Allows the user to execute UPDATE query statements on the specified buckets. To give a user the ability execute UPDATE statements on all buckets set their role to query_update[*]. To give the user permission to execute UPDATE statements on a single bucket named default then specify their role as query_update[default]. If the user needs to be execute UPDATE statements for multiple buckets, for example default and app, then set their role as query_update[default,app].

system_catalog[…]

Allows the users to run queries against the system catalog on the specified buckets.
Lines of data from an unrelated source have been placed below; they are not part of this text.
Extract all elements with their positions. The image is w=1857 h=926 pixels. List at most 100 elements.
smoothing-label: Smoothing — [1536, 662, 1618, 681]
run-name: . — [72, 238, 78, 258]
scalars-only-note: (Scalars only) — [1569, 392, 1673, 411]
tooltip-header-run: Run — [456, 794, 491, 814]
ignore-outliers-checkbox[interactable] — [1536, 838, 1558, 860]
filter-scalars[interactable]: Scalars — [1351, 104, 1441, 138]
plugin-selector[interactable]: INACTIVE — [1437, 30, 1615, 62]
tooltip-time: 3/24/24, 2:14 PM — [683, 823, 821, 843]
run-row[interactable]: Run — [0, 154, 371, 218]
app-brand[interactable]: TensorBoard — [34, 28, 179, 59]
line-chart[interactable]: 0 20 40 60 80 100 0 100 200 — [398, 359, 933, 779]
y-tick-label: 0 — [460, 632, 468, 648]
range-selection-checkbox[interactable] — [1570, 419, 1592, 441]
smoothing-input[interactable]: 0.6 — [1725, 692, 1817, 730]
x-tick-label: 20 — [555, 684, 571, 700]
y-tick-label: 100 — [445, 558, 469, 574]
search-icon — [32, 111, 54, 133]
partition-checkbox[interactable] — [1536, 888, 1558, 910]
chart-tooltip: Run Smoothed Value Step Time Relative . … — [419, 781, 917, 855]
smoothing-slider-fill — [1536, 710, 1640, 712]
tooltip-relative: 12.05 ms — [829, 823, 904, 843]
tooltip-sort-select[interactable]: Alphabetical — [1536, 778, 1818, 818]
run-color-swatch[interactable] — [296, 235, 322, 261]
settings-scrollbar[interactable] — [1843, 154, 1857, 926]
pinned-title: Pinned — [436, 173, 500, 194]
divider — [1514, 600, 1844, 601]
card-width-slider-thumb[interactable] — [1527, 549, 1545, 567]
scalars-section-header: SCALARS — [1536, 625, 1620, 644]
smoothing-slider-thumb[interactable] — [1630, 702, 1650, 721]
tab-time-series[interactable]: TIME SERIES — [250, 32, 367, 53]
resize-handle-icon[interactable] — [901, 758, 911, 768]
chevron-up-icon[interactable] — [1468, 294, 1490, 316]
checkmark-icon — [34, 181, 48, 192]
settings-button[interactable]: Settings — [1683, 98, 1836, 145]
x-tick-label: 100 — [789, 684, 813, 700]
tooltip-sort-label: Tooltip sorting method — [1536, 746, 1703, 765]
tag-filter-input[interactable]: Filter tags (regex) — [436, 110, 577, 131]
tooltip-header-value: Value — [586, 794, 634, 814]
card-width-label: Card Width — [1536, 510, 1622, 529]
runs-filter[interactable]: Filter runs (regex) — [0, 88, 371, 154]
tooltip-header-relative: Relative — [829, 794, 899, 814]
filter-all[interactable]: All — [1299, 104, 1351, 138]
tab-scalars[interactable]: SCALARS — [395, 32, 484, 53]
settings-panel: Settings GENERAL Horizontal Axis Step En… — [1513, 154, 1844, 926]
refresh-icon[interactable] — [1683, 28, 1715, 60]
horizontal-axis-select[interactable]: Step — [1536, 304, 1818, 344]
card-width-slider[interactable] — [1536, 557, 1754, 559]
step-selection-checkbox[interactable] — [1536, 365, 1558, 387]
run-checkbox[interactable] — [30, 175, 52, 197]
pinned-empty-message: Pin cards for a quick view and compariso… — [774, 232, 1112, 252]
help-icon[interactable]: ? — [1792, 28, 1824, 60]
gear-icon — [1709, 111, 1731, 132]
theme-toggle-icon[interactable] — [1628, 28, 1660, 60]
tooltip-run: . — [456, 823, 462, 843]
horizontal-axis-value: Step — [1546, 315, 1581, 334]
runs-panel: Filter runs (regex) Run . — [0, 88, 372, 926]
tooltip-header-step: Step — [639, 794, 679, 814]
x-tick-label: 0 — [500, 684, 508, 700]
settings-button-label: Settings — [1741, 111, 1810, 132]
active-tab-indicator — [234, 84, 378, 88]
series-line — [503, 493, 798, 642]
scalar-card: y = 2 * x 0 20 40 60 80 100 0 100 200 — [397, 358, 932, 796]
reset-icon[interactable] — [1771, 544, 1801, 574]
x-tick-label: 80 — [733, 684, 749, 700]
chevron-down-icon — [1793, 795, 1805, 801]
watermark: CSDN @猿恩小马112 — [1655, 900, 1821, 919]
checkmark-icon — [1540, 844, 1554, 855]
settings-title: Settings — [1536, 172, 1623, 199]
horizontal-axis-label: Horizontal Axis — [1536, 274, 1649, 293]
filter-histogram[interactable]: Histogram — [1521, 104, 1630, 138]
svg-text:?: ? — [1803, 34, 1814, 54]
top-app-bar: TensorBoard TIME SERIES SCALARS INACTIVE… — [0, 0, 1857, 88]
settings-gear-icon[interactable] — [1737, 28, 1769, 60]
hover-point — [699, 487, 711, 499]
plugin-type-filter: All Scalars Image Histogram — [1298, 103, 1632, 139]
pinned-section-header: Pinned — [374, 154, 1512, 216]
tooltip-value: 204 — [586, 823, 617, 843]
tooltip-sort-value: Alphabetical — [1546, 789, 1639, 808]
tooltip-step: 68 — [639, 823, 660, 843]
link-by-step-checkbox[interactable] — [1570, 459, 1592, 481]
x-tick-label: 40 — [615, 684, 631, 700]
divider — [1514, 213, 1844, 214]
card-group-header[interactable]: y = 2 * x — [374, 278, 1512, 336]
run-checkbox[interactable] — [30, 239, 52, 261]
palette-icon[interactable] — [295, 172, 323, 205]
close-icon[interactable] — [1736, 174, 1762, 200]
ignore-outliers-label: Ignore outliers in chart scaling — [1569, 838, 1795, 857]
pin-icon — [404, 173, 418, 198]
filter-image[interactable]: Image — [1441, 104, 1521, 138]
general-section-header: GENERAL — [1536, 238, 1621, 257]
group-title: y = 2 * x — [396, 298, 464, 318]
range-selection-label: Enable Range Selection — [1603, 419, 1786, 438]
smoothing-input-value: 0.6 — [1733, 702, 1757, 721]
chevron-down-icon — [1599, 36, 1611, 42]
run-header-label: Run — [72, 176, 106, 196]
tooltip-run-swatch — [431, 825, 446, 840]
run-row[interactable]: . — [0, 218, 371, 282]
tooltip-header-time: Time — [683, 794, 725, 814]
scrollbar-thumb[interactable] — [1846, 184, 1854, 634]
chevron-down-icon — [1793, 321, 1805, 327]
To give a user the ability to run queries against the system catalog on all buckets set their role to system_catalog[*]. To give the user permission to run queires against the system catalog on a single bucket named default then specify their role as system_catalog[default]. If the user needs to be run queries against the system catalog for multiple buckets, for example default and app, then set their role as system_catalog[default,app].

EXAMPLES

To create an local RBAC user profile for a user named "John Doe" with username jdoe and password cbpass with roles to manage the default bucket and all XDCR replication run the following command

$ couchbase-cli user-manage -c 127.0.0.1:8091 -u Administrator \
 -p password --set --rbac-username jdoe --rbac-password cbpass \
 --rbac-name "John Doe" --roles bucket_admin[default],replication_admin \
 --auth-domain local

If you have external user source setup in your cluster and you want to add a user "John Doe" with username jdoe who should have the ability to manage only views for all bucket run the following command

$ couchbase-cli user-manage -c 127.0.0.1:8091 -u Administrator \
 -p password --set --rbac-username jdoe --rbac-name "John Doe" \
 --roles view_admin[*] --auth-domain external

To list the current RBAC user profiles run the following command.

$ couchbase-cli user-manage -c 127.0.0.1:8091 -u Administrator \
 -p password --list

To delete an external user named jdoe run the following command.
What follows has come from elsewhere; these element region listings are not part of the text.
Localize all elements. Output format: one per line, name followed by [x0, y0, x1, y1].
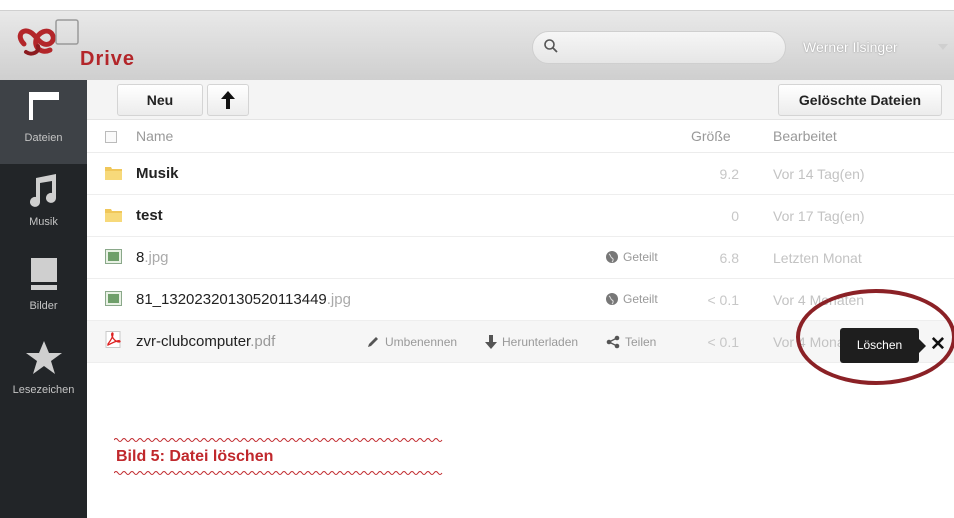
globe-icon: [606, 293, 618, 305]
sidebar-item-label: Dateien: [24, 132, 63, 144]
app-logo[interactable]: Drive: [8, 18, 168, 70]
share-action[interactable]: Teilen: [606, 335, 656, 349]
sidebar: Dateien Musik Bilder Lesezeichen: [0, 80, 87, 518]
upload-arrow-icon: [221, 91, 235, 109]
pencil-icon: [368, 337, 378, 347]
sidebar-item-bookmarks[interactable]: Lesezeichen: [0, 332, 87, 416]
search-icon[interactable]: [543, 38, 559, 54]
pdf-icon: [105, 331, 121, 348]
folder-icon: [105, 209, 122, 222]
rename-action[interactable]: Umbenennen: [366, 335, 457, 349]
download-action[interactable]: Herunterladen: [485, 335, 578, 349]
file-size: 0: [731, 208, 739, 224]
column-size[interactable]: Größe: [691, 128, 731, 144]
top-bar: Drive Werner Ilsinger: [0, 0, 954, 80]
figure-caption: Bild 5: Datei löschen: [116, 448, 274, 465]
file-name[interactable]: 8.jpg: [136, 249, 169, 266]
music-note-icon: [30, 174, 56, 207]
file-size: < 0.1: [707, 334, 739, 350]
globe-icon: [606, 251, 618, 263]
top-divider: [0, 10, 954, 11]
sidebar-item-label: Musik: [29, 216, 58, 228]
select-all-checkbox[interactable]: [105, 131, 117, 143]
file-name[interactable]: Musik: [136, 165, 179, 182]
user-menu[interactable]: Werner Ilsinger: [803, 39, 898, 55]
upload-button[interactable]: [207, 84, 249, 116]
shared-indicator[interactable]: Geteilt: [605, 292, 658, 306]
file-size: < 0.1: [707, 292, 739, 308]
download-icon: [485, 335, 497, 349]
column-modified[interactable]: Bearbeitet: [773, 128, 837, 144]
shared-indicator[interactable]: Geteilt: [605, 250, 658, 264]
app-name: Drive: [80, 48, 136, 70]
file-size: 6.8: [719, 250, 739, 266]
image-file-icon: [105, 291, 122, 306]
column-name[interactable]: Name: [136, 128, 173, 144]
new-button[interactable]: Neu: [117, 84, 203, 116]
deleted-files-button[interactable]: Gelöschte Dateien: [778, 84, 942, 116]
wavy-underline: [114, 438, 443, 442]
sidebar-item-label: Lesezeichen: [12, 384, 75, 396]
folder-icon: [29, 92, 59, 120]
file-size: 9.2: [719, 166, 739, 182]
logo-icon: [17, 19, 79, 56]
star-icon: [26, 341, 62, 374]
folder-icon: [105, 167, 122, 180]
image-file-icon: [105, 249, 122, 264]
file-modified: Vor 14 Tag(en): [773, 166, 865, 182]
wavy-underline: [114, 471, 443, 475]
sidebar-item-files[interactable]: Dateien: [0, 80, 87, 164]
share-icon: [606, 335, 620, 349]
table-row[interactable]: test 0 Vor 17 Tag(en): [87, 195, 954, 237]
table-row[interactable]: 8.jpg Geteilt 6.8 Letzten Monat: [87, 237, 954, 279]
highlight-ellipse: [796, 289, 954, 385]
table-row[interactable]: Musik 9.2 Vor 14 Tag(en): [87, 153, 954, 195]
chevron-down-icon[interactable]: [938, 44, 948, 50]
image-icon: [31, 258, 57, 290]
file-table-header: Name Größe Bearbeitet: [87, 120, 954, 153]
sidebar-item-music[interactable]: Musik: [0, 164, 87, 248]
file-name[interactable]: 81_13202320130520113449.jpg: [136, 291, 351, 308]
controls-bar: Neu Gelöschte Dateien: [87, 80, 954, 120]
file-name[interactable]: test: [136, 207, 163, 224]
file-modified: Vor 17 Tag(en): [773, 208, 865, 224]
file-name[interactable]: zvr-clubcomputer.pdf: [136, 333, 275, 350]
sidebar-item-label: Bilder: [29, 300, 58, 312]
search-input[interactable]: [532, 31, 786, 64]
file-modified: Letzten Monat: [773, 250, 862, 266]
sidebar-item-pictures[interactable]: Bilder: [0, 248, 87, 332]
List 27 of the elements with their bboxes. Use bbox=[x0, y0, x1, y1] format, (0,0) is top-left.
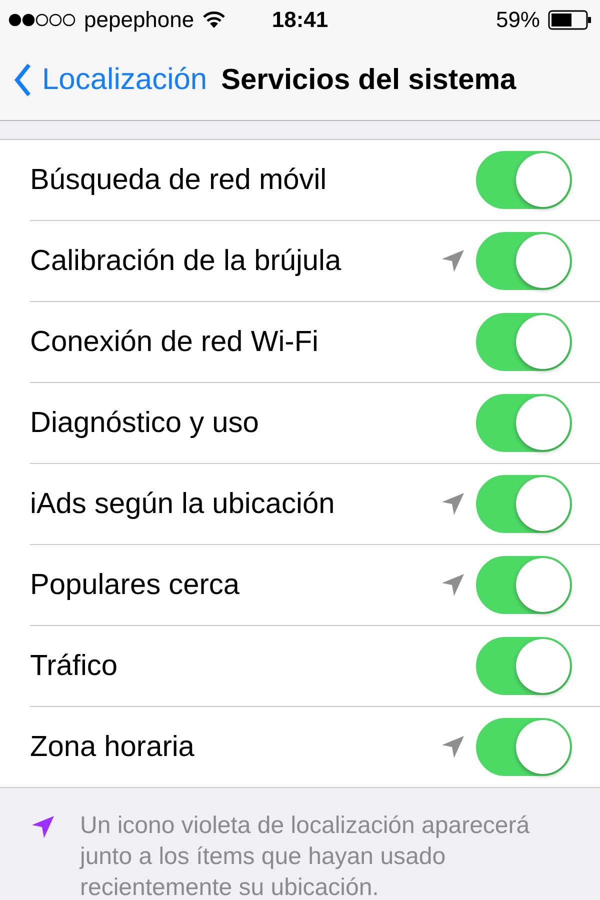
toggle-switch[interactable] bbox=[476, 556, 572, 614]
chevron-icon bbox=[14, 62, 32, 98]
row-label: Conexión de red Wi-Fi bbox=[30, 326, 320, 358]
toggle-switch[interactable] bbox=[476, 313, 572, 371]
battery-percent: 59% bbox=[496, 7, 540, 33]
row-label: Zona horaria bbox=[30, 730, 196, 764]
row-label: Populares cerca bbox=[30, 568, 241, 602]
wifi-icon bbox=[202, 11, 226, 29]
toggle-switch[interactable] bbox=[476, 232, 572, 290]
toggle-switch[interactable] bbox=[476, 475, 572, 533]
row-label: Diagnóstico y uso bbox=[30, 406, 260, 440]
battery-icon bbox=[548, 10, 592, 30]
toggle-switch[interactable] bbox=[476, 637, 572, 695]
toggle-switch[interactable] bbox=[476, 718, 572, 776]
status-time: 18:41 bbox=[272, 7, 328, 33]
back-button[interactable]: Localización bbox=[14, 62, 208, 98]
footer-note: Un icono violeta de localización aparecerá junto a los ítems que hayan usado recientemente su ubicación. bbox=[80, 811, 530, 900]
row-label: Búsqueda de red móvil bbox=[30, 164, 328, 196]
toggle-switch[interactable] bbox=[476, 151, 572, 209]
row-label: Tráfico bbox=[30, 650, 119, 682]
page-title: Servicios del sistema bbox=[221, 64, 516, 96]
signal-icon bbox=[8, 13, 76, 27]
location-arrow-icon bbox=[30, 814, 56, 840]
row-label: iAds según la ubicación bbox=[30, 488, 336, 520]
toggle-switch[interactable] bbox=[476, 394, 572, 452]
carrier-name: pepephone bbox=[84, 7, 194, 33]
row-label: Calibración de la brújula bbox=[30, 244, 342, 278]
$ couchbase-cli user-manage -c 127.0.0.1:8091 -u Administrator \
 -p password --delete --rbac-username jdoe --auth-domain external

To delete a local user named jdoe run the following command.
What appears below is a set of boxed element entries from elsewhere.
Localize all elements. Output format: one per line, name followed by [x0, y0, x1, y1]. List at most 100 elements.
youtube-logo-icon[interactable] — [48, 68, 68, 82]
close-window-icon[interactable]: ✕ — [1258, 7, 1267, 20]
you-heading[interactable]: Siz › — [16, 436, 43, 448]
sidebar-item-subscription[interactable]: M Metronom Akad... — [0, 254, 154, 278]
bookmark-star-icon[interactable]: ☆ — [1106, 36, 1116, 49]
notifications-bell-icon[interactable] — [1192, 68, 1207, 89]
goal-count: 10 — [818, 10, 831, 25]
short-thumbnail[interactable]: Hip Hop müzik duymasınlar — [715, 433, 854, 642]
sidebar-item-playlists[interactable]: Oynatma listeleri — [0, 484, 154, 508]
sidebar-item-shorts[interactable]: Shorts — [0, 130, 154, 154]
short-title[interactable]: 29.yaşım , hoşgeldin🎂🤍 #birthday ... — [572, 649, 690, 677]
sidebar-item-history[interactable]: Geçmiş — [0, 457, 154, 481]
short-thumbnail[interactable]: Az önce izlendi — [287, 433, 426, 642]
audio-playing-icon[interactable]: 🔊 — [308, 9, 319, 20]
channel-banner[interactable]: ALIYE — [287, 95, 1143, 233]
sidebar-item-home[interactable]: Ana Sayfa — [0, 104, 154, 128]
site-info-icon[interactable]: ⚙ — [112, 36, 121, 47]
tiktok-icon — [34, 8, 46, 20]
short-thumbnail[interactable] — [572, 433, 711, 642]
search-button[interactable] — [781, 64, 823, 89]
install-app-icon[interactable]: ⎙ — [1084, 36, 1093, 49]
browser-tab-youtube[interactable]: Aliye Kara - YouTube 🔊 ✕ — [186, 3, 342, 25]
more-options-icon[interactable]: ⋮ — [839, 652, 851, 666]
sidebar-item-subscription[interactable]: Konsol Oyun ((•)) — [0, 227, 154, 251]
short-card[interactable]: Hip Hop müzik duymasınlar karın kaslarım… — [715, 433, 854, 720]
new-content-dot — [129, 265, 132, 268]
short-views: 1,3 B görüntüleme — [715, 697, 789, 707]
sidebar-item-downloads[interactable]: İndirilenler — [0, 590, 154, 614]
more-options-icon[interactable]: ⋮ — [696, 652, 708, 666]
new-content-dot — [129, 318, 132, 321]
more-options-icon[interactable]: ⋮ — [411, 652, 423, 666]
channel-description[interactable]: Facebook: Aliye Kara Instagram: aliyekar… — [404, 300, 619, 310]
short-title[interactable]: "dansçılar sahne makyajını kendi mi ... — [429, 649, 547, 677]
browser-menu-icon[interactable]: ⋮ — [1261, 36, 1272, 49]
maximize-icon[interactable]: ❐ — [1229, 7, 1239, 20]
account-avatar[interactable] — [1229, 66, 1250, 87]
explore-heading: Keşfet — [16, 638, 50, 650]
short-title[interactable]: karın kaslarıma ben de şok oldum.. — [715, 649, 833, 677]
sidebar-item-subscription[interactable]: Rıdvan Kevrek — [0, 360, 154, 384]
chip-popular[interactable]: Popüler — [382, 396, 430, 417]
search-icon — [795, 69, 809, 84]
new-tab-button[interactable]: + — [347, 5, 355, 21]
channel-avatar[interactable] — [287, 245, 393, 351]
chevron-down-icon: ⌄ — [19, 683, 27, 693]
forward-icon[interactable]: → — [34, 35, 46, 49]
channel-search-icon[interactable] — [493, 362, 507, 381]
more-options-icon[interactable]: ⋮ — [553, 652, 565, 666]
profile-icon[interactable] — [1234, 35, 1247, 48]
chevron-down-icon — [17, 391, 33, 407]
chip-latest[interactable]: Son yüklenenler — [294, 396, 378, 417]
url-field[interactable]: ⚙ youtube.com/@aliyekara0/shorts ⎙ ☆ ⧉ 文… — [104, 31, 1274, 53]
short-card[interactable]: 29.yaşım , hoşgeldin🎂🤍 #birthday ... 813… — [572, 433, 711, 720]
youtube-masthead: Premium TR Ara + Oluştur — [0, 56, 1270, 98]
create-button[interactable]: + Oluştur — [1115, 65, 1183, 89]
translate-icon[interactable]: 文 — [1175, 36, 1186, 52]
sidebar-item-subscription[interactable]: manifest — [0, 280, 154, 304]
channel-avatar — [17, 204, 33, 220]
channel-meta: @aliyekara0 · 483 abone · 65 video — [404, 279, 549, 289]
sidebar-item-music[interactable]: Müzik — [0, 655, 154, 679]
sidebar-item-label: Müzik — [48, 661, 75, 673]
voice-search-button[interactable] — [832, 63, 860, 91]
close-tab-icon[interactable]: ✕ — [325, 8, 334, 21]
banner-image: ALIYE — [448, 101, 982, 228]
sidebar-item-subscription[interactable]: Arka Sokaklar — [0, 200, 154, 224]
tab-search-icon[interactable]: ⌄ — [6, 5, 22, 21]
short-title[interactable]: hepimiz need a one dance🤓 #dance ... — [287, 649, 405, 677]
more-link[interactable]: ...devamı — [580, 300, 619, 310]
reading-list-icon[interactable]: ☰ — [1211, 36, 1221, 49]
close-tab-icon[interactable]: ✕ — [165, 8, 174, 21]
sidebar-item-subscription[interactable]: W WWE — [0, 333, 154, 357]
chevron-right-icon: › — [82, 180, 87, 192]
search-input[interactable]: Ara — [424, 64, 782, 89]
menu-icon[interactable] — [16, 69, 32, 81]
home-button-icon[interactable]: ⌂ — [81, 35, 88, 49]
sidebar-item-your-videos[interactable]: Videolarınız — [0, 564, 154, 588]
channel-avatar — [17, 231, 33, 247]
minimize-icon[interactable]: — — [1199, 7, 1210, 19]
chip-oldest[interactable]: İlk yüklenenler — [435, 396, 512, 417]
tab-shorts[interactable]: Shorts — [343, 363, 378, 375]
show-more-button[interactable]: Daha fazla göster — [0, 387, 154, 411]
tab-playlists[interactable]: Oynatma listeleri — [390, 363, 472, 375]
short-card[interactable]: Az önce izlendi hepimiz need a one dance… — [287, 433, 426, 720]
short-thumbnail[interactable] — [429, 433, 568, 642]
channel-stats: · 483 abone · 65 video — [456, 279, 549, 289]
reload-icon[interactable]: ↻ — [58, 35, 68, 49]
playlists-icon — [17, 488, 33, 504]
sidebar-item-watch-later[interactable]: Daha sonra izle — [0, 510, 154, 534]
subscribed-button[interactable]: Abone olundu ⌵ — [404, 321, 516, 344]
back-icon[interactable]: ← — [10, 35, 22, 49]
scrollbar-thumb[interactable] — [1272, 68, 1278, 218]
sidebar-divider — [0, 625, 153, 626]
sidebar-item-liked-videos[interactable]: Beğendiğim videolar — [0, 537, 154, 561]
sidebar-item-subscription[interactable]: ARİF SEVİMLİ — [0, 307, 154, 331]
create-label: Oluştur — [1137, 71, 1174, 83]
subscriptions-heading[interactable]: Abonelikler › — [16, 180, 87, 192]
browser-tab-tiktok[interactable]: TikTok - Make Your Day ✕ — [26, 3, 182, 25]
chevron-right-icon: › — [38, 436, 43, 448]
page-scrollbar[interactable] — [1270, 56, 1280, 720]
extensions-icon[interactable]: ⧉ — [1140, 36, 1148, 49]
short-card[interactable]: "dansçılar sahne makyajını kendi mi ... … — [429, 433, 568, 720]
$ couchbase-cli user-manage -c 127.0.0.1:8091 -u Administrator \
 -p password --delete --rbac-username jdoe --auth-domain local

To see the user profile for a user with the username jdoe and password cbpass run the following command.

$ couchbase-cli user-manage -c 127.0.0.1:8091 -u jdoe -p cbpass \
 --my-roles

ENVIRONMENT AND CONFIGURATION VARIABLES

CB_REST_PASSWORD Specifies the password of the user executing the command. This environment variable allows you to specify a default argument for the -p/--password argument on the command line. It also allows the user to ensure that their password are not cached in their command line history.

CB_REST_PASSWORD Specifies the password of the user executing the command. This environment variable allows you to specify a default argument for the -p/--password argument on the command line.